Sizaire-Naudin was founded by two brothers called Maurice (1877–1969) and Georges Sizaire (1880–1924), in partnership with a family friend, Louis Naudin (1876–1913) in 1903. The partners had already experimented with a car in 1902 or 1903 but it was not until 1905 that the light "voiturette-style" cars were offered for sale, and shown at the Paris Salon in October of that year.

In 1912 the Sizaire brothers left the company following disagreement with an investor. Their participation in the automotive business was far from ended, however, and in 1913, with the help of F. Berwick, the London-based UK importer of Corre La Licorne cars, they obtained finance in London for the launch of a new automobile manufacturing company called Sizaire-Berwick. Sizaire-Naudin continued for a further decade without them.

==The cars==
The first cars were basic single cylinder vehicles with independent front suspension by sliding pillars and a transverse leaf spring, identical to earlier Decauvilles. A unique gearbox used an integral 3-speed differential – 3 straight cut pinions brought to bear in turn on a single large straight-cut crown wheel.

Orders were good and the company received backing to move to larger premises from bicycle importers Hammond et Monnier who soon afterwards sold the firm to the Duc d'Uzes and from 1907 the family crest appeared on the radiator surround.

By 1911, the single-cylinder format was regarded as outmoded. After the departure of the Sizaire brothers the technicians at the business switched to a four-cylinder engine, initially using a bought-in 1847 cm^{3} Ballot unit, but did not result in significantly increased sales.

After the war, production restarted with a new company, Société des Nouveaux Établissements Sizaire et Naudin, making Ballot-engined cars based on prewar designs. The manufacturer took a stand at the Motor Show in October 1919 to exhibit a four-seater torpedo" bodied Type D car with a 2820 mm wheelbase, and powered by a four-cylinder 2292 cm^{3} engine. This was listed by the manufacturer at 24,000 francs.

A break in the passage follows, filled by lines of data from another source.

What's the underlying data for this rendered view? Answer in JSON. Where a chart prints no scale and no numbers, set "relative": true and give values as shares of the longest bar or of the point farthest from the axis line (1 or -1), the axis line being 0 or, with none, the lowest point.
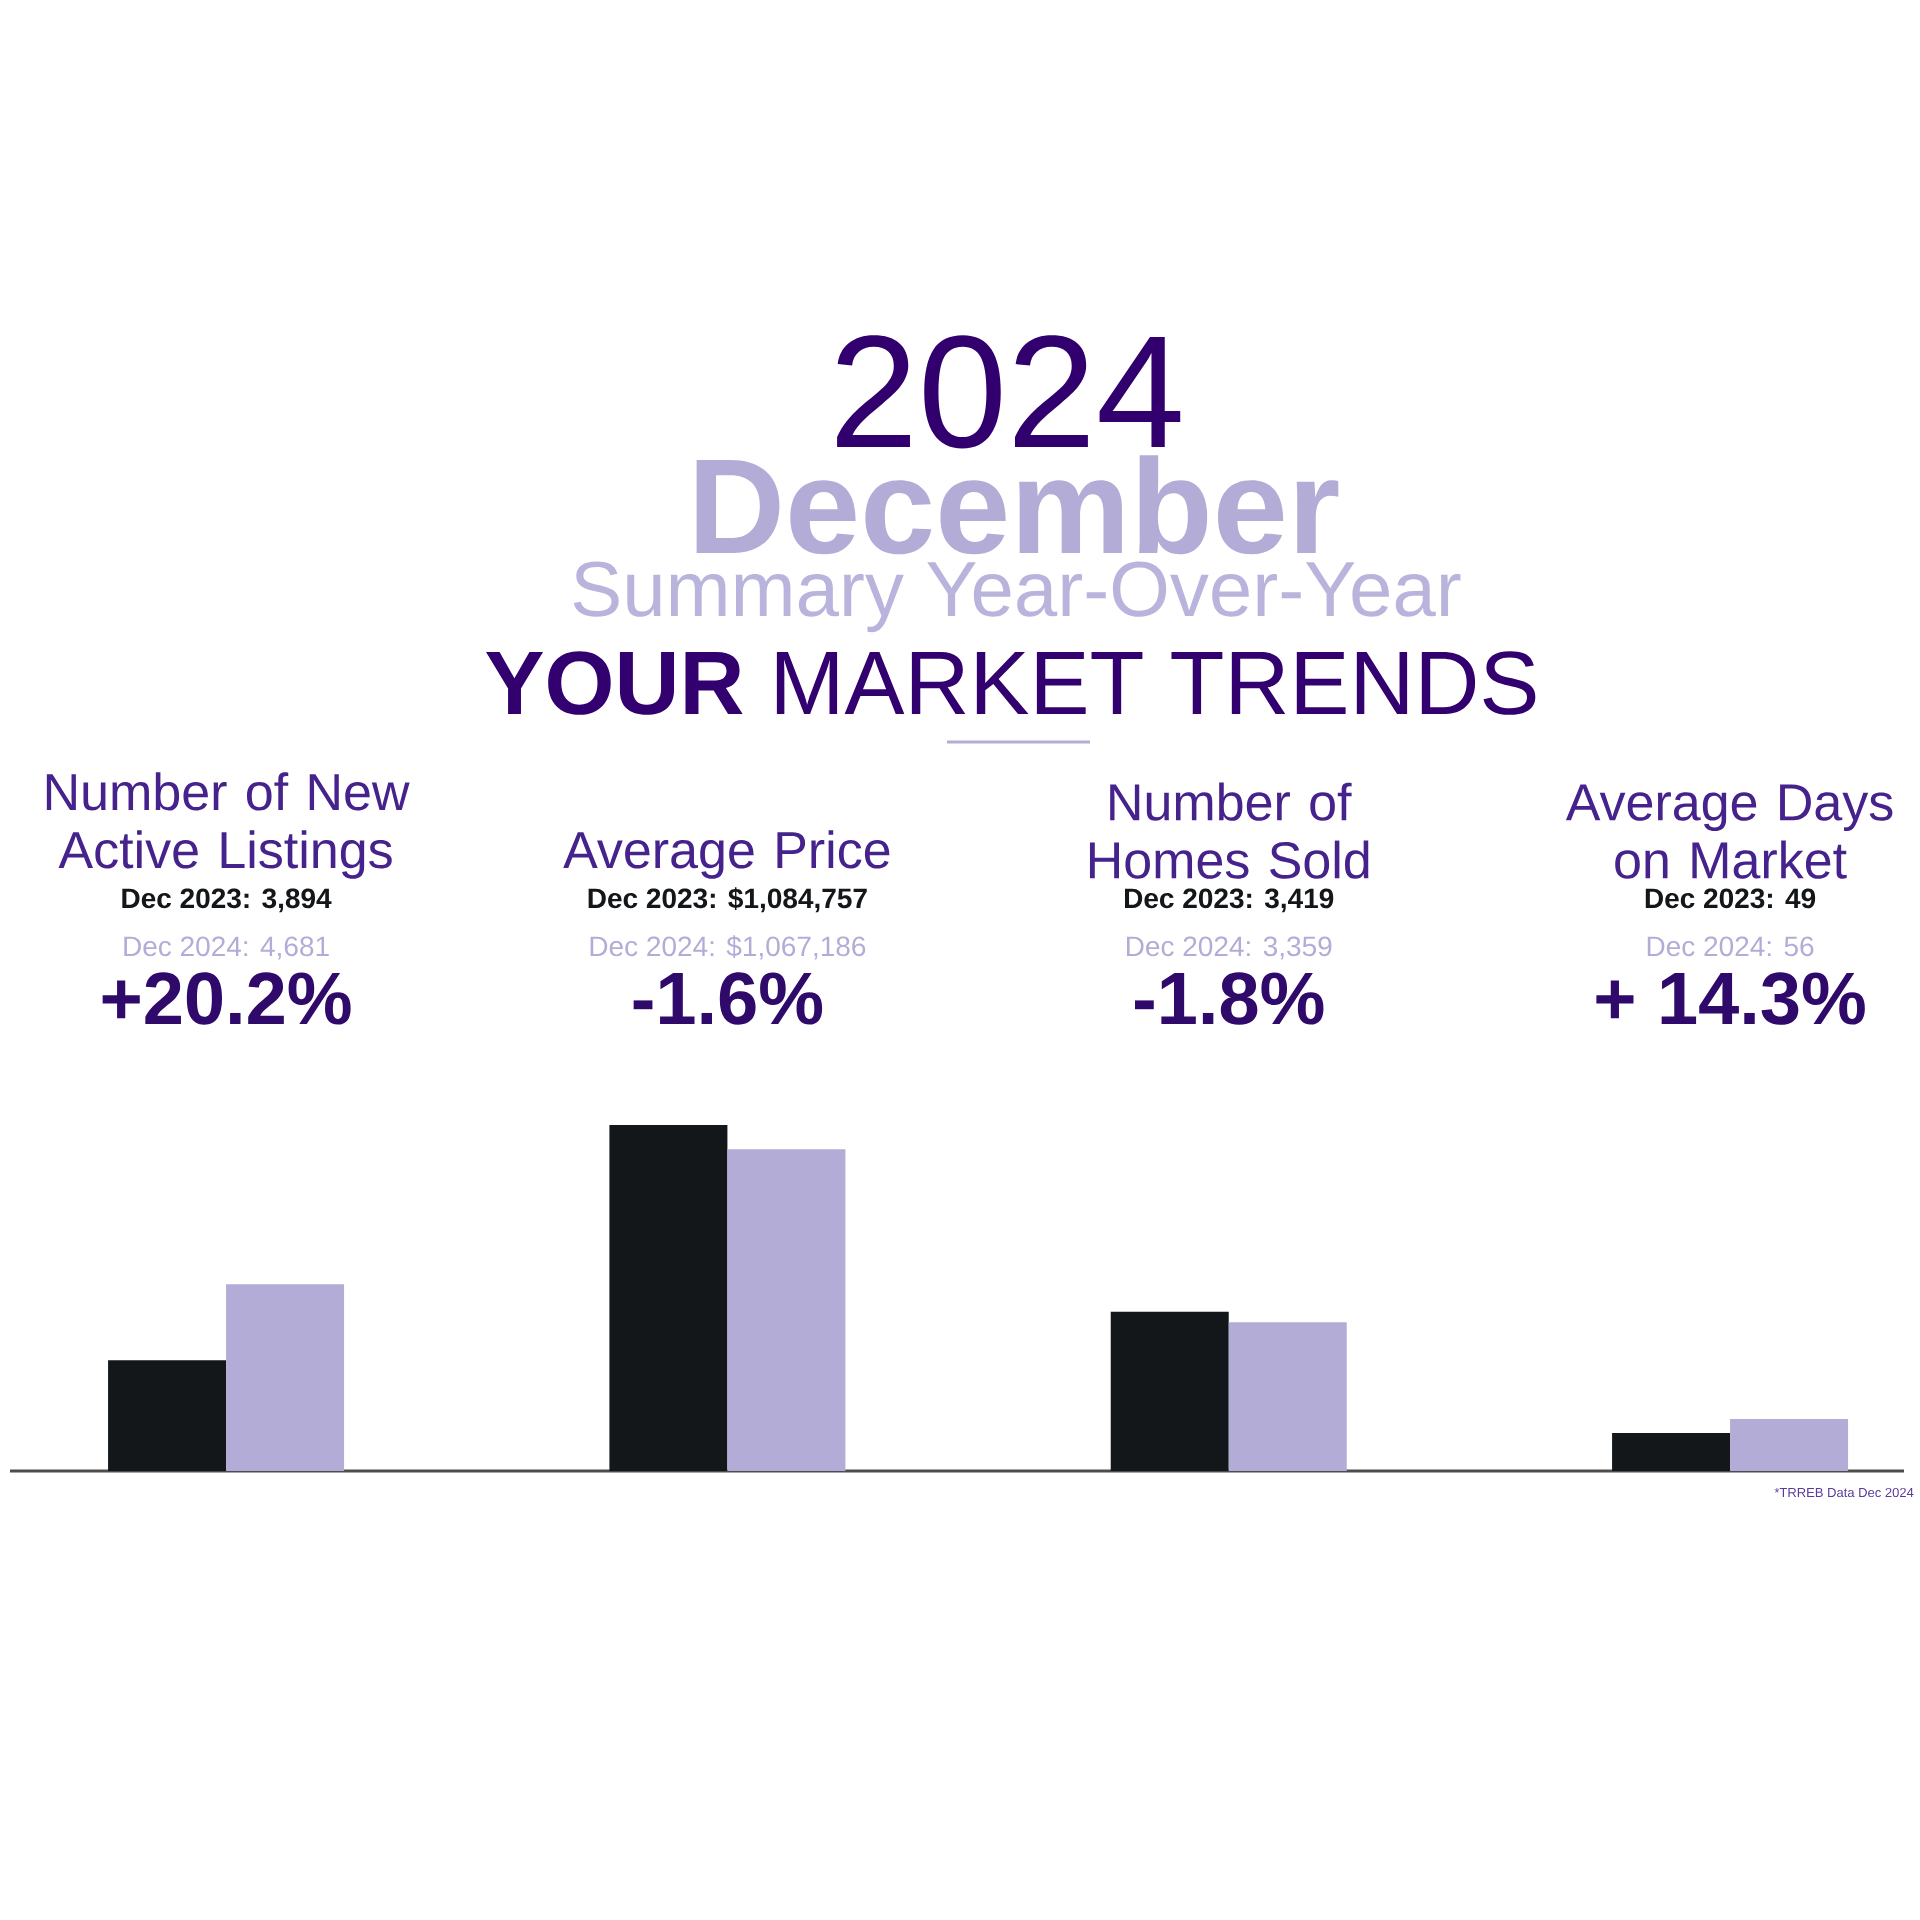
{
  "chart_data": {
    "type": "bar",
    "title": "**YOUR** MARKET TRENDS",
    "subtitle": "Summary Year-Over-Year",
    "categories": [
      "Number of New Active Listings",
      "Average Price",
      "Number of Homes Sold",
      "Average Days on Market"
    ],
    "series": [
      {
        "color": "#13171a",
        "values": [
          0.32,
          1,
          0.46,
          0.11
        ]
      },
      {
        "color": "#b2acd6",
        "values": [
          0.54,
          0.93,
          0.43,
          0.15
        ]
      }
    ],
    "relative": true,
    "annotations": [
      "2024",
      "December",
      "Dec 2023: 3,894",
      "Dec 2024: 4,681",
      "+20.2%",
      "Dec 2023: $1,084,757",
      "Dec 2024: $1,067,186",
      "-1.6%",
      "Dec 2023: 3,419",
      "Dec 2024: 3,359",
      "-1.8%",
      "Dec 2023: 49",
      "Dec 2024: 56",
      "+ 14.3%",
      "*TRREB Data Dec 2024"
    ]
  }
}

In spite of an attempt to re-enter racing at the International Voiturette Cup of 1921, the directors called in the liquidators later that year.

==Racing==
Sizaire et Naudin enjoyed great success in early voiturette races with rules which limited cylinder bore but did not specify stroke length. This success lasted from 1906 to 1909, with some presence in racing until 1911.